Michael Jackson, fu lui a iniettarsi il farmaco letale

Michael Jackson e Conrad Murray

Secondo la tesi degli avvocati difensori del medico personale di Michael Jackson, come oggi è riportato sul sito internet del tabloid inglese “The Sun”, fu proprio il Re del Pop ad iniettarsi la dose letale del farmaco Propofol (un tranquillante che il cantante usava per dormire), mentre il dottor Conrad Murray era in bagno. Murray, imputato per omicidio colposo nel processo ‘post mortem’ della star americana, secondo quanto riportato dal “Sun”, si sarebbe infatti assentato proprio nel momento in cui Jacko si sarebbe iniettato il flacone da 20 ml di Propofol, provocandosi l’attacco di cuore che lo ha condotto al decesso. Il dottor Murray, al rientro nella stanza, sostiene di aver trovato il cantante con le pupille innaturalmente dilatate ed il flacone del medicinale a terra.

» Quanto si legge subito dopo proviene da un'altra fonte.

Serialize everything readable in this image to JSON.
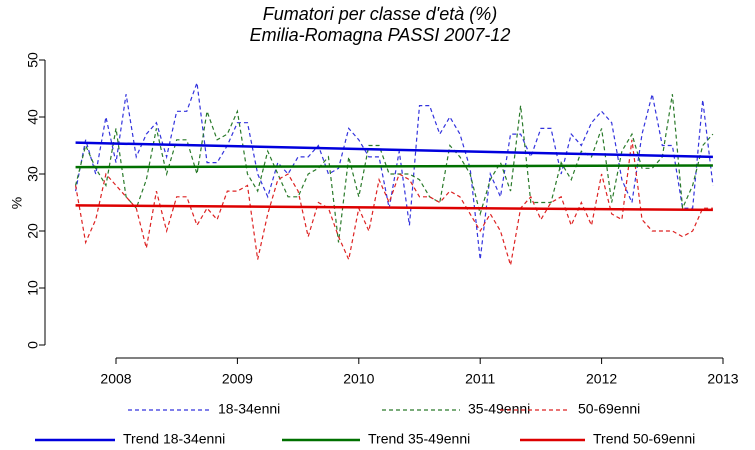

Il medico, che adesso rischia 5 anni di carcere qualora fosse condannato, sostiene anche di non aver fatto nulla di improprio nel proporre quel medicinale a Jackson, poichè, afferma il medico “Michael era solito dormire gran parte della giornata”.  La linea di difesa degli avvocati di Murray punta proprio su questi famigerati “due minuti” di assenza dell’uomo dalla stanza dove riposava il cantante per riuscire a far emettere alla corte una sentenza di assoluzione.